Le projet de loi pour l’équilibre des relations commerciales dans le secteur agricole et alimentaire et une alimentation saine et durable a été déposé par le gouvernement à l’Assemblée nationale début février 2018. Il s’appuie sur les travaux des Etats généraux de l’alimentation, qui se sont déroulés de juillet à décembre 2017 et qui représentent un chantier important pour l’avenir des filières agricoles et alimentaires.

Ce projet de loi vise à clarifier et à renforcer la réglementation afin notamment de rééquilibrer les relations commerciales entre l’amont et l’aval des filières du secteur agroalimentaire. L’objectif serait que la loi puisse en entrer en application pour les prochaines négociations commerciales qui débuteront en novembre 2018.

La future loi envisage un encadrement contractuel des négociations tarifaires entre les distributeurs et leurs fournisseurs dans le secteur agricole et alimentaire. Le contrat et le prix associé seront proposés par le producteur ou par une organisation de producteurs mandatée à cet effet, l’idée étant d’assurer une meilleure répartition de la valeur créée entre les acteurs. Les prix devront notamment tenir compte des coûts de production. Le projet de loi prévoit par ailleurs que les clauses de renégociation du contrat puissent se déclencher plus rapidement en cas d’évolution des coûts de production. Dans ce cadre, le rôle des organisations interprofessionnelles agricoles est renforcé : elles pourront définir les indicateurs de coûts de production et de prix de marché. Le recours à la médiation agricole deviendra un préalable obligatoire à l’éventuelle saisine d’un juge et son délai d’intervention sera raccourci à un mois.

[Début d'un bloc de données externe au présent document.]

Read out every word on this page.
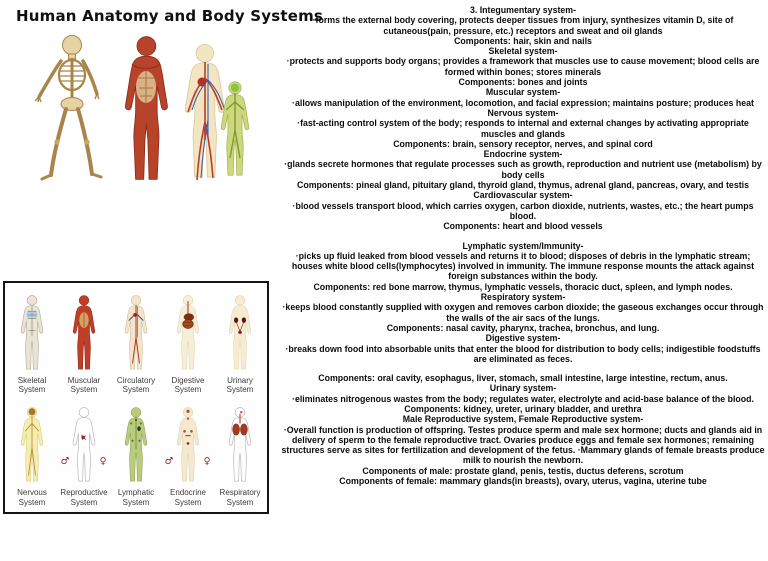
Human Anatomy and Body Systems	3. Integumentary system-

·forms the external body covering, protects deeper tissues from injury, synthesizes vitamin D, site of cutaneous(pain, pressure, etc.) receptors and sweat and oil glands

Components: hair, skin and nails

Skeletal system-

·protects and supports body organs; provides a framework that muscles use to cause movement; blood cells are formed within bones; stores minerals

Components: bones and joints

Muscular system-

·allows manipulation of the environment, locomotion, and facial expression; maintains posture; produces heat

Nervous system-

·fast-acting control system of the body; responds to internal and external changes by activating appropriate muscles and glands

Components: brain, sensory receptor, nerves, and spinal cord

Endocrine system-

·glands secrete hormones that regulate processes such as growth, reproduction and nutrient use (metabolism) by body cells

Components: pineal gland, pituitary gland, thyroid gland, thymus, adrenal gland, pancreas, ovary, and testis

Cardiovascular system-

·blood vessels transport blood, which carries oxygen, carbon dioxide, nutrients, wastes, etc.; the heart pumps blood.

Components: heart and blood vessels

Lymphatic system/Immunity-

·picks up fluid leaked from blood vessels and returns it to blood; disposes of debris in the lymphatic stream; houses white blood cells(lymphocytes) involved in immunity. The immune response mounts the attack against foreign substances within the body.

Components: red bone marrow, thymus, lymphatic vessels, thoracic duct, spleen, and lymph nodes.

Respiratory system-

·keeps blood constantly supplied with oxygen and removes carbon dioxide; the gaseous exchanges occur through the walls of the air sacs of the lungs.

Components: nasal cavity, pharynx, trachea, bronchus, and lung.

Digestive system-

·breaks down food into absorbable units that enter the blood for distribution to body cells; indigestible foodstuffs are eliminated as feces.

Components: oral cavity, esophagus, liver, stomach, small intestine, large intestine, rectum, anus.

Urinary system-

·eliminates nitrogenous wastes from the body; regulates water, electrolyte and acid-base balance of the blood.

Components: kidney, ureter, urinary bladder, and urethra

Male Reproductive system, Female Reproductive system-

·Overall function is production of offspring. Testes produce sperm and male sex hormone; ducts and glands aid in delivery of sperm to the female reproductive tract. Ovaries produce eggs and female sex hormones; remaining structures serve as sites for fertilization and development of the fetus. ·Mammary glands of female breasts produce milk to nourish the newborn.

Components of male: prostate gland, penis, testis, ductus deferens, scrotum

Components of female: mammary glands(in breasts), ovary, uterus, vagina, uterine tube

Skeletal System
Muscular System
Circulatory System
Digestive System
Urinary System
Nervous System
♂	♀
Reproductive System
Lymphatic System
♂	♀
Endocrine System
Respiratory System
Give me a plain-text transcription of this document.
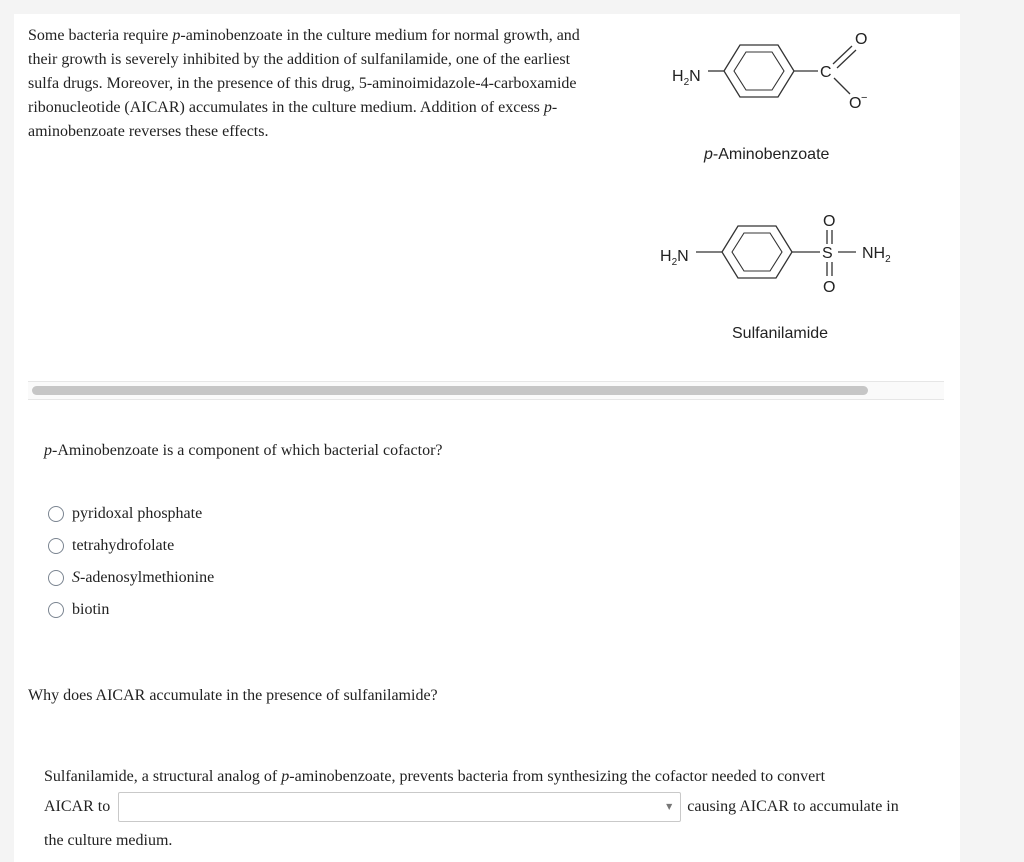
Some bacteria require p-aminobenzoate in the culture medium for normal growth, and their growth is severely inhibited by the addition of sulfanilamide, one of the earliest sulfa drugs. Moreover, in the presence of this drug, 5-aminoimidazole-4-carboxamide ribonucleotide (AICAR) accumulates in the culture medium. Addition of excess p-aminobenzoate reverses these effects.

$H_2N$	C
O
O −
p-Aminobenzoate
$H_2N$	S
O
O
$NH_2$
Sulfanilamide
p-Aminobenzoate is a component of which bacterial cofactor?
pyridoxal phosphate
tetrahydrofolate
S-adenosylmethionine
biotin
Why does AICAR accumulate in the presence of sulfanilamide?
Sulfanilamide, a structural analog of p-aminobenzoate, prevents bacteria from synthesizing the cofactor needed to convert
AICAR to	▼ causing AICAR to accumulate in
the culture medium.
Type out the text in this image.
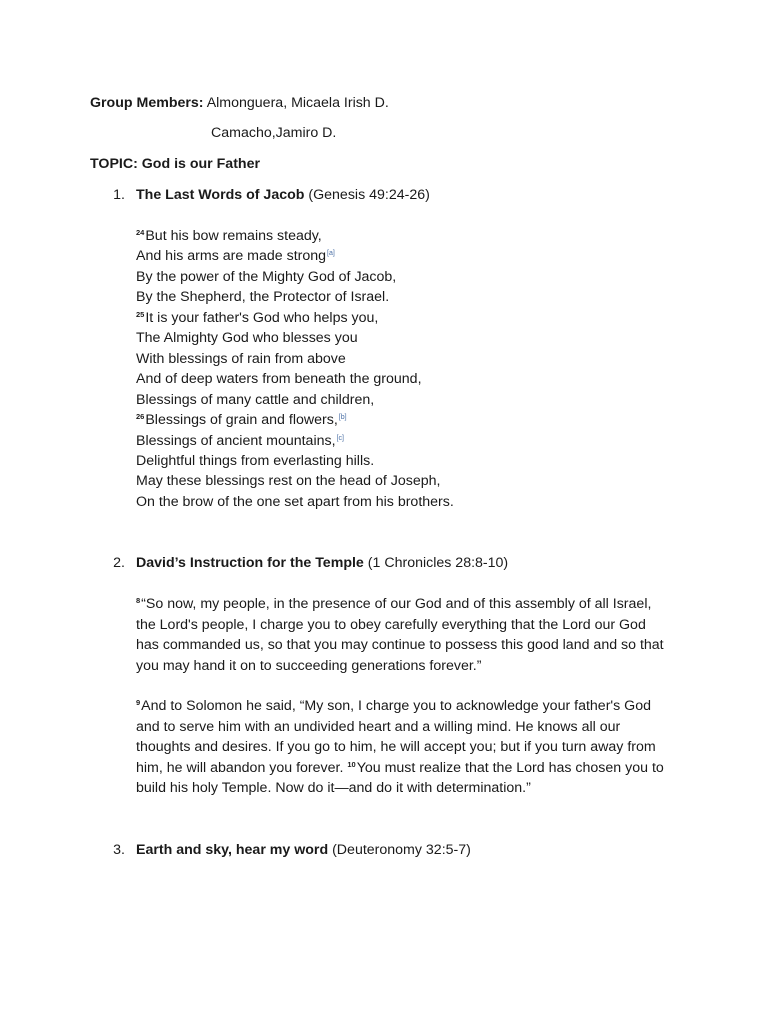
Group Members: Almonguera, Micaela Irish D.
Camacho,Jamiro D.
TOPIC: God is our Father
1. The Last Words of Jacob (Genesis 49:24-26)
$^{24}$But his bow remains steady,
And his arms are made strong[a]
By the power of the Mighty God of Jacob,
By the Shepherd, the Protector of Israel.
$^{25}$It is your father's God who helps you,
The Almighty God who blesses you
With blessings of rain from above
And of deep waters from beneath the ground,
Blessings of many cattle and children,
$^{26}$Blessings of grain and flowers,[b]
Blessings of ancient mountains,[c]
Delightful things from everlasting hills.
May these blessings rest on the head of Joseph,
On the brow of the one set apart from his brothers.
2. David’s Instruction for the Temple (1 Chronicles 28:8-10)
$^8$“So now, my people, in the presence of our God and of this assembly of all Israel,
the Lord's people, I charge you to obey carefully everything that the Lord our God
has commanded us, so that you may continue to possess this good land and so that
you may hand it on to succeeding generations forever.”
$^9$And to Solomon he said, “My son, I charge you to acknowledge your father's God
and to serve him with an undivided heart and a willing mind. He knows all our
thoughts and desires. If you go to him, he will accept you; but if you turn away from
him, he will abandon you forever. $^{10}$You must realize that the Lord has chosen you to
build his holy Temple. Now do it—and do it with determination.”
3. Earth and sky, hear my word (Deuteronomy 32:5-7)
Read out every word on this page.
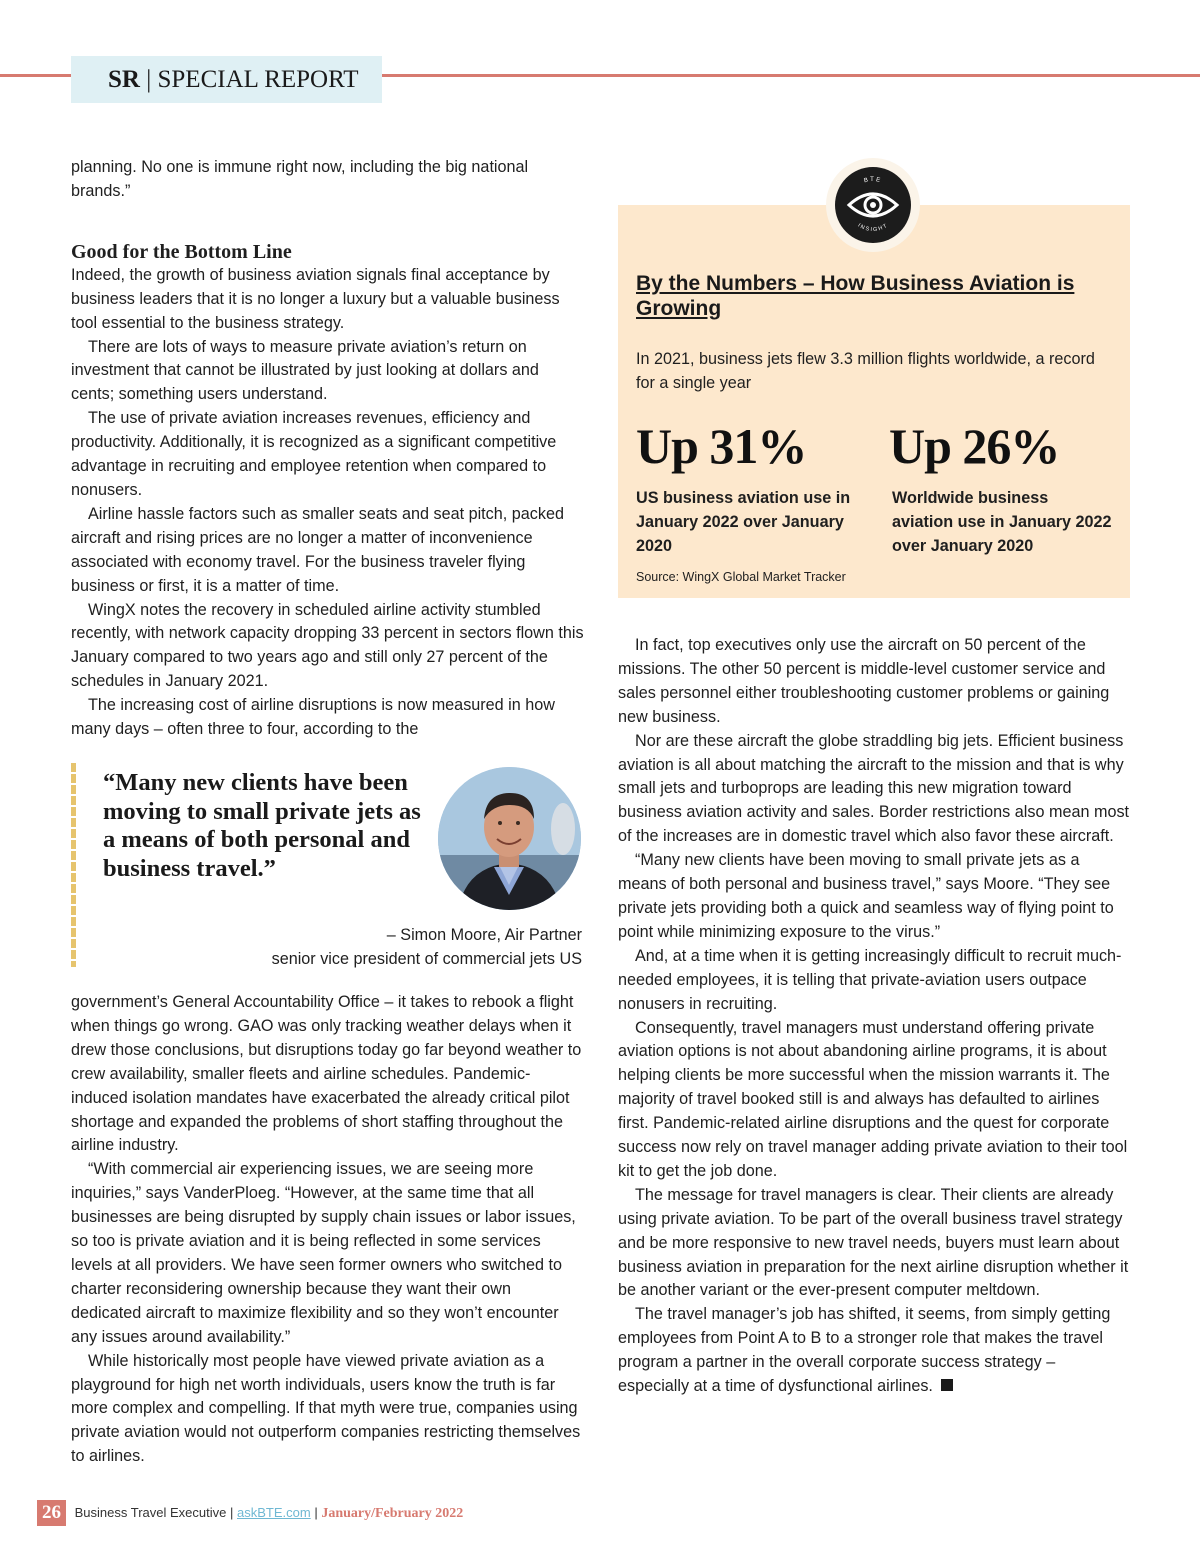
SR | SPECIAL REPORT

planning. No one is immune right now, including the big national brands.”

Good for the Bottom Line

Indeed, the growth of business aviation signals final acceptance by business leaders that it is no longer a luxury but a valuable business tool essential to the business strategy.

There are lots of ways to measure private aviation’s return on investment that cannot be illustrated by just looking at dollars and cents; something users understand.

The use of private aviation increases revenues, efficiency and productivity. Additionally, it is recognized as a significant competitive advantage in recruiting and employee retention when compared to nonusers.

Airline hassle factors such as smaller seats and seat pitch, packed aircraft and rising prices are no longer a matter of inconvenience associated with economy travel. For the business traveler flying business or first, it is a matter of time.

WingX notes the recovery in scheduled airline activity stumbled recently, with network capacity dropping 33 percent in sectors flown this January compared to two years ago and still only 27 percent of the schedules in January 2021.

The increasing cost of airline disruptions is now measured in how many days – often three to four, according to the

“Many new clients have been moving to small private jets as a means of both personal and business travel.”
– Simon Moore, Air Partner
senior vice president of commercial jets US

government’s General Accountability Office – it takes to rebook a flight when things go wrong. GAO was only tracking weather delays when it drew those conclusions, but disruptions today go far beyond weather to crew availability, smaller fleets and airline schedules. Pandemic-induced isolation mandates have exacerbated the already critical pilot shortage and expanded the problems of short staffing throughout the airline industry.

“With commercial air experiencing issues, we are seeing more inquiries,” says VanderPloeg. “However, at the same time that all businesses are being disrupted by supply chain issues or labor issues, so too is private aviation and it is being reflected in some services levels at all providers. We have seen former owners who switched to charter reconsidering ownership because they want their own dedicated aircraft to maximize flexibility and so they won’t encounter any issues around availability.”

While historically most people have viewed private aviation as a playground for high net worth individuals, users know the truth is far more complex and compelling. If that myth were true, companies using private aviation would not outperform companies restricting themselves to airlines.

BTE
INSIGHT
By the Numbers – How Business Aviation is Growing
In 2021, business jets flew 3.3 million flights worldwide, a record for a single year
Up 31% Up 26%
US business aviation use in January 2022 over January 2020
Worldwide business aviation use in January 2022 over January 2020
Source: WingX Global Market Tracker

In fact, top executives only use the aircraft on 50 percent of the missions. The other 50 percent is middle-level customer service and sales personnel either troubleshooting customer problems or gaining new business.

Nor are these aircraft the globe straddling big jets. Efficient business aviation is all about matching the aircraft to the mission and that is why small jets and turboprops are leading this new migration toward business aviation activity and sales. Border restrictions also mean most of the increases are in domestic travel which also favor these aircraft.

“Many new clients have been moving to small private jets as a means of both personal and business travel,” says Moore. “They see private jets providing both a quick and seamless way of flying point to point while minimizing exposure to the virus.”

And, at a time when it is getting increasingly difficult to recruit much-needed employees, it is telling that private-aviation users outpace nonusers in recruiting.

Consequently, travel managers must understand offering private aviation options is not about abandoning airline programs, it is about helping clients be more successful when the mission warrants it. The majority of travel booked still is and always has defaulted to airlines first. Pandemic-related airline disruptions and the quest for corporate success now rely on travel manager adding private aviation to their tool kit to get the job done.

The message for travel managers is clear. Their clients are already using private aviation. To be part of the overall business travel strategy and be more responsive to new travel needs, buyers must learn about business aviation in preparation for the next airline disruption whether it be another variant or the ever-present computer meltdown.

The travel manager’s job has shifted, it seems, from simply getting employees from Point A to B to a stronger role that makes the travel program a partner in the overall corporate success strategy – especially at a time of dysfunctional airlines.

26 Business Travel Executive | askBTE.com | January/February 2022
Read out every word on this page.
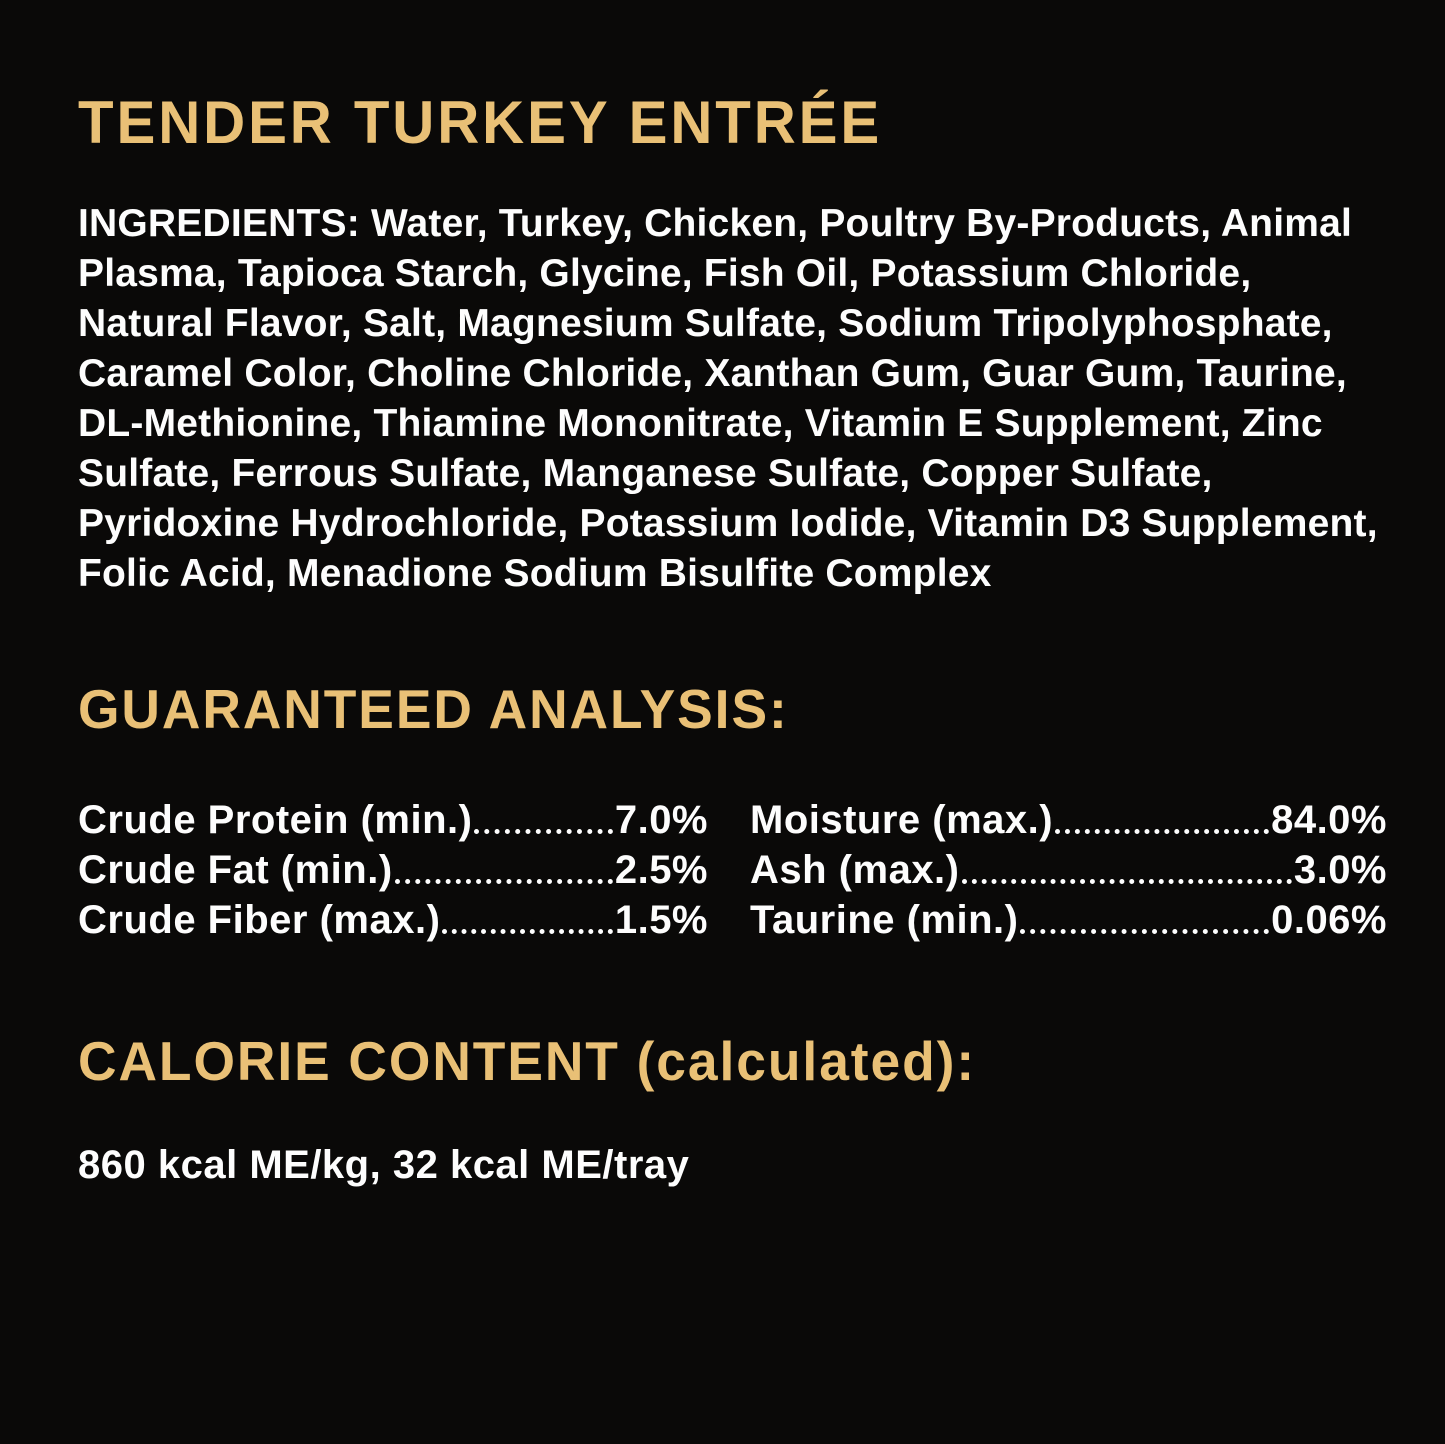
TENDER TURKEY ENTRÉE

INGREDIENTS: Water, Turkey, Chicken, Poultry By-Products, Animal Plasma, Tapioca Starch, Glycine, Fish Oil, Potassium Chloride, Natural Flavor, Salt, Magnesium Sulfate, Sodium Tripolyphosphate, Caramel Color, Choline Chloride, Xanthan Gum, Guar Gum, Taurine, DL-Methionine, Thiamine Mononitrate, Vitamin E Supplement, Zinc Sulfate, Ferrous Sulfate, Manganese Sulfate, Copper Sulfate, Pyridoxine Hydrochloride, Potassium Iodide, Vitamin D3 Supplement, Folic Acid, Menadione Sodium Bisulfite Complex

GUARANTEED ANALYSIS:
Crude Protein (min.)	7.0%
Crude Fat (min.)	2.5%
Crude Fiber (max.)	1.5%
Moisture (max.)	84.0%
Ash (max.)	3.0%
Taurine (min.)	0.06%
CALORIE CONTENT (calculated):

860 kcal ME/kg, 32 kcal ME/tray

S’agissant des produits phytopharmaceutiques, il est prévu de séparer l’activité de conseil et l’activité de vente de ces produits. En outre, les remises, rabais et ristournes sur ces produits seraient interdits.

Il est également prévu le relèvement, par ordonnance, de 10% du seuil de revente à perte des denrées alimentaires revendues en l’état au consommateur. La grande distribution devrait ainsi revendre un produit alimentaire au minimum au prix où elle l’a acheté majoré de 10% afin de couvrir les frais logistiques et de transport.

Il est de même envisagé l’encadrement en valeur et en volume, par ordonnance, des ventes promotionnelles pratiquées sur les denrées alimentaires. Il serait question d’une limitation des promotions à un tiers du prix de référence d’un produit et à un quart de son volume. Cela pourrait mettre fin à l’offre ‘1 produit acheté, 1 produit offert’.

Ces deux dernières mesures seraient expérimentées durant deux ans.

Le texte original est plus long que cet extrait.